La réforme proposée par la Commission européenne met fortement l’accent sur les contrats d’électricité à long terme.
Le marché de l’électricité de l’Union européenne, vieux de 20 ans, se dirige vers une refonte.
Le marché a connu sa pire année jamais enregistrée en 2022 après que les prix du gaz ont échappé à tout contrôle et poussé les factures d’électricité à des niveaux insoutenables, entraînant d’énormes difficultés financières pour les ménages et les entreprises européennes.
Le bouleversement a été imputé à l’invasion de l’Ukraine par la Russie et à la manipulation par le Kremlin de l’approvisionnement énergétique, ce qui a créé une volatilité généralisée et une spéculation rampante.
Bien que les prix aient baissé depuis, la crise est toujours latente et de nombreux points d’interrogation subsistent sur la capacité de l’UE à faire face à l’hiver prochain.
Pour éviter une répétition du chaos de 2022, la Commission européenne a proposé une réforme du marché européen de l’électricité et a demandé aux législateurs de traiter le dossier comme une priorité absolue.
La réforme, cependant, n’est pas la refonte fondamentale que certains pays, comme la France et l’Espagne, ont exigée et se concentre plutôt sur des modifications ciblées des règles actuelles.
L’un des principaux éléments du projet de plan est le soi-disant contrat de différence (CfD), un type de contrat à long terme qui est considéré comme sous-développé dans l’ensemble du bloc.

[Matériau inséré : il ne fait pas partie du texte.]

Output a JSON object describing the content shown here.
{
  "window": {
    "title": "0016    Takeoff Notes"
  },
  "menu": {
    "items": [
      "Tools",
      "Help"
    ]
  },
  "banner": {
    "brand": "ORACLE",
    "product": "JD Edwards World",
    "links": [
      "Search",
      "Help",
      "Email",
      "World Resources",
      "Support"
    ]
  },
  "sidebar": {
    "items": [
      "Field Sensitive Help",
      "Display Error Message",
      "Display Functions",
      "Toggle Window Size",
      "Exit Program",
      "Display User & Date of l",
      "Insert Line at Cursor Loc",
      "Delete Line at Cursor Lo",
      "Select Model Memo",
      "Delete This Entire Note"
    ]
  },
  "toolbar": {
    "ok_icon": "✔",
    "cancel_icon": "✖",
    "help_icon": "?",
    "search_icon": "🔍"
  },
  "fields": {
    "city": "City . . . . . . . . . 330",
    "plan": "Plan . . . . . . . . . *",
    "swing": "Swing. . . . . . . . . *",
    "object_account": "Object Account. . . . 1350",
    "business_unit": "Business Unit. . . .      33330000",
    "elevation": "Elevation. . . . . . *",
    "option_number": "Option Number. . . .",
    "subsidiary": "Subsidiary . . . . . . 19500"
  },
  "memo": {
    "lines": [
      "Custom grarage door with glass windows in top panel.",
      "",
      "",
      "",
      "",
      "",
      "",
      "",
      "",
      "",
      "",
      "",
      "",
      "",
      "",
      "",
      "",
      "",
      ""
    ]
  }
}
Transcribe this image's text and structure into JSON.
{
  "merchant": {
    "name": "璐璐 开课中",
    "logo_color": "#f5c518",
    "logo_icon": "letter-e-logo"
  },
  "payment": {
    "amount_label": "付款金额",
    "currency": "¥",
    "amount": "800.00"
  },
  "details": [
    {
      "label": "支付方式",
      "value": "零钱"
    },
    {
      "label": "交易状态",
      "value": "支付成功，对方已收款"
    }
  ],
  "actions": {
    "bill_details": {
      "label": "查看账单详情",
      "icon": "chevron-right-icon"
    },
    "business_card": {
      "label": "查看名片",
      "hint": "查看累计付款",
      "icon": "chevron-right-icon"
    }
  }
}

En comparaison, au Royaume-Uni, les CfD ont été attribué depuis 2014.
Contrairement à un accord commercial, un contrat de différence est signé entre un producteur d’électricité et une autorité publique pour une durée pouvant aller jusqu’à 15 ans. Les signataires négocient une fourchette – ou corridor – à l’intérieur de laquelle les prix de l’électricité peuvent librement fluctuer.
Mais c’est là que les choses deviennent plus intéressantes : si les prix du marché tombent en dessous du corridor, l’État est tenu d’indemniser le producteur, en payant effectivement les pertes commerciales.
Si, en revanche, les prix du marché dépassent le corridor, l’État est en droit de capter les revenus excédentaires réalisés par le producteur et d’utiliser les liquidités supplémentaires pour soutenir les ménages et les entreprises.
C’est pourquoi la Commission européenne qualifie ces contrats de différence de « bidirectionnels » car ils fonctionnent aussi bien lorsque les prix montent que lorsque les prix baissent.
Outils de redistribution
Dans le cadre de la réforme proposée, les CfD bilatéraux deviendront obligatoires pour les nouveaux projets d’électricité renouvelable et de centrales nucléaires – mais uniquement si des subventions sont impliquées.
Les énergies renouvelables nécessitent souvent un investissement initial important pour payer les appareils, tels que les éoliennes et les panneaux solaires, et leur installation au sol. Ces dépenses élevées peuvent dissuader les investisseurs de se lancer dans le secteur des énergies renouvelables, en particulier s’ils estiment que leur contribution financière ne rapportera pas comme prévu.
La Commission soutient que les contrats sur différence peuvent aider à convaincre les investisseurs hésitants en agissant comme une garantie que les revenus resteront stables et cohérents dans le temps.
Mais les CfD ne sont pas destinés à réglementer artificiellement les tarifs de l’électricité et fournissent simplement des outils de redistribution pour compenser les fluctuations extraordinaires des prix sur le marché.
« Ce n’est qu’en période de crise énergétique que vous avez besoin d’une protection supplémentaire », a déclaré Bram Claeys, conseiller principal au Regulatory Assistance Project (RAP), une organisation non partisane dédiée à la transition verte.
« Les CfD (bidirectionnels) peuvent offrir une source de revenus aux gouvernements pour atténuer l’impact sur les consommateurs lorsque les prix sont élevés. »
De plus, il est important de noter que les CfD constituent une aide d’État en raison de la compensation que les gouvernements doivent payer aux producteurs lorsque les prix de l’électricité baissent. Si cette compensation s’éternise, les budgets de l’État peuvent être sous pression et remettre en cause la viabilité de ces dispositifs spéciaux.
C’est pourquoi la Commission recommande aux États membres de concevoir des CfD avec une « limitation à la hausse » qui peut empêcher une compensation exorbitante avec l’argent des contribuables.
De plus, l’exécutif demande des « clauses pénales » pour les producteurs qui, voyant leurs excédents de revenus captés par l’État, souhaitent se retirer du contrat avant la date de résiliation.